Crush report ‘could have been worse,’ insiders say

Second smallest crush since 2011 a respite for industry dealing with oversupply.

“It could have been worse” is a phrase frequently heard among the California grape growing community following release of the Final Grape Crush Report.

The report, issued by the National Agricultural Statistics Service in Sacramento, covers all grape tonnage crushed in 17 districts during the 2019 season, including purchased tonnage.

The 2019 crush, based on required input from processors, totaled 4,114,672 tons, down 8.7% from the 2018 crush of just over 4.5 million tons. Reds accounted for the largest share crushed (2,157,061 tons), a category that fell nearly 12% from the previous year. White wine varieties were down 3.9%.

Table grape crush was reported down by 5.6% (134,470) while tons crushed in the raisin type categories took the biggest hit — at 61,056 tons, a 26% drop.

Industry response quickly started coming in. “Unpicked fruit are the words of the day,” according to The Ciatti Company, the world’s largest bulk wine and grape brokerage in Novato. “The harvest is the second smallest since 2011 and while not good news for farmers, it is a welcome respite for an industry under pressure from oversupply.”

Says Ciatti broker Glenn Proctor, “The decreases indicate that varieties such as Cabernet Sauvignon, Pinot Noir, and Zinfandel may have been the varietals left on the vine!

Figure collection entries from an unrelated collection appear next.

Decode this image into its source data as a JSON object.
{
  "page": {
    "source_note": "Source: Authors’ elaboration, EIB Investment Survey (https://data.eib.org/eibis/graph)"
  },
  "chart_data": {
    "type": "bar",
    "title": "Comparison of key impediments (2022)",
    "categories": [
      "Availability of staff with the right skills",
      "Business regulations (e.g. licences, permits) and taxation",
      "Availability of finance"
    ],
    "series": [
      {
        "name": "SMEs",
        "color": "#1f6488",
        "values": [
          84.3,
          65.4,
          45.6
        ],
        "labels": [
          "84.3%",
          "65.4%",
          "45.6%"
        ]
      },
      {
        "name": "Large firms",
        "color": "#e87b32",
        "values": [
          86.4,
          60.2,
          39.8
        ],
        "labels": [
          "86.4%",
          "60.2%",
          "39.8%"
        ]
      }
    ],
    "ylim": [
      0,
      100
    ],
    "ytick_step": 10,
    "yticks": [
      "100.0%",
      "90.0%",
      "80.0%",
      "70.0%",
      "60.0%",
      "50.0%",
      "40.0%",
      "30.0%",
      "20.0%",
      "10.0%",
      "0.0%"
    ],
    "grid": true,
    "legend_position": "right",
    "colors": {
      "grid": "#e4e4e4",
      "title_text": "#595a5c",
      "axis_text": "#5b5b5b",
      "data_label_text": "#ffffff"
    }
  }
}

“Cabernet was most surprising as many thought this was going to be the first year that the variety, with many new plantings in Coastal and North Valley areas, was going to produce more tons in California than Chardonnay. That was not the case.”

Napa value

Of the 17 districts, grapes from Napa County, District 4, received the highest average price of $5,797.07 per ton, up 3.9% from 2018 while the District 3 region of Sonoma/Marin counties ranked #2 in return rate of $2,823.67, up .2% from 2018.

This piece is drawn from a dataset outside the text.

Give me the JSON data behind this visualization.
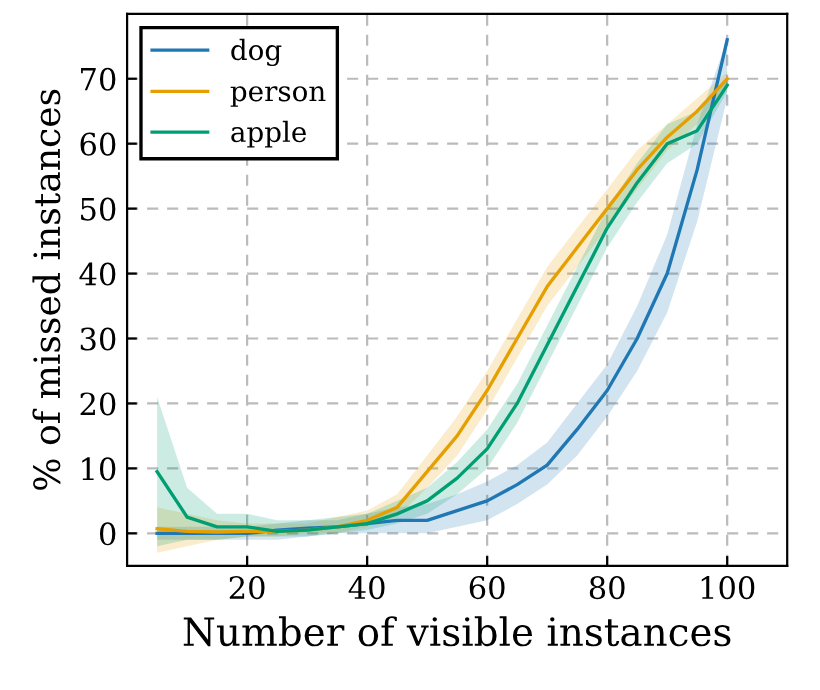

In looking for positives, a press release from Lake County was quick to note — “(Our) flagship variety — Sauvignon Blanc — saw a 15% increase in tons crushed. (And), in terms of wine grape pricing, the 2019 statewide average price for all varieties was $830.52. While that figure is down from 2018, in Lake County, the average price for all varieties was $1,802.56 — double the statewide figure and up 5% from 2018.”

Jeff Bitter, President of Allied Grape Growers, is always a go-to guy for an opinion of what the numbers might mean. He suspects they were a bit under-reported from a grower standpoint because “we don’t know what was left in the field and never reported.

“On the surface, it seems that numbers are way down from 2018 while in reality the crop wasn’t smaller, it was there, it just didn’t get harvested because the market was so terrible, tanks were still full, and there was no room in the inn. Hidden behind the numbers is the reality that we don’t have the tank space regardless of what the crush size was.”

Asked his message to growers, he noted the timing of our phone conversation. “Ironically, as we speak, I’m driving by a vineyard that’s pushed over on its side and is getting piled up to be burned. That’s a frequent response as some growers react to the market and the unfavorable market prices resulting in a significant amount of vineyard removal.

Vine removals

“While the common caveat is always dependent on crop size, I don’t expect to see as many grapes hanging on the vine in 2020 as we did last year,” he said. “I think we’re going to see upwards of 35,000 acres come out of the ground this year, between natural vineyard attrition we see every year an addition of 20,000 acres being pulled out because the market is so bad.”

While the future is always difficult to predict, he noted: “There will be two critical time periods over the next few months where we can get more information. First, around May, we’ll get our initial graphs on what the crop size should be and then further down the line, we’ll get better information about what was removed over the winter.

“Once we have those two pieces of information, that’s going to give us quite a bit more detail to make estimations of how the upcoming year’s harvest might go.”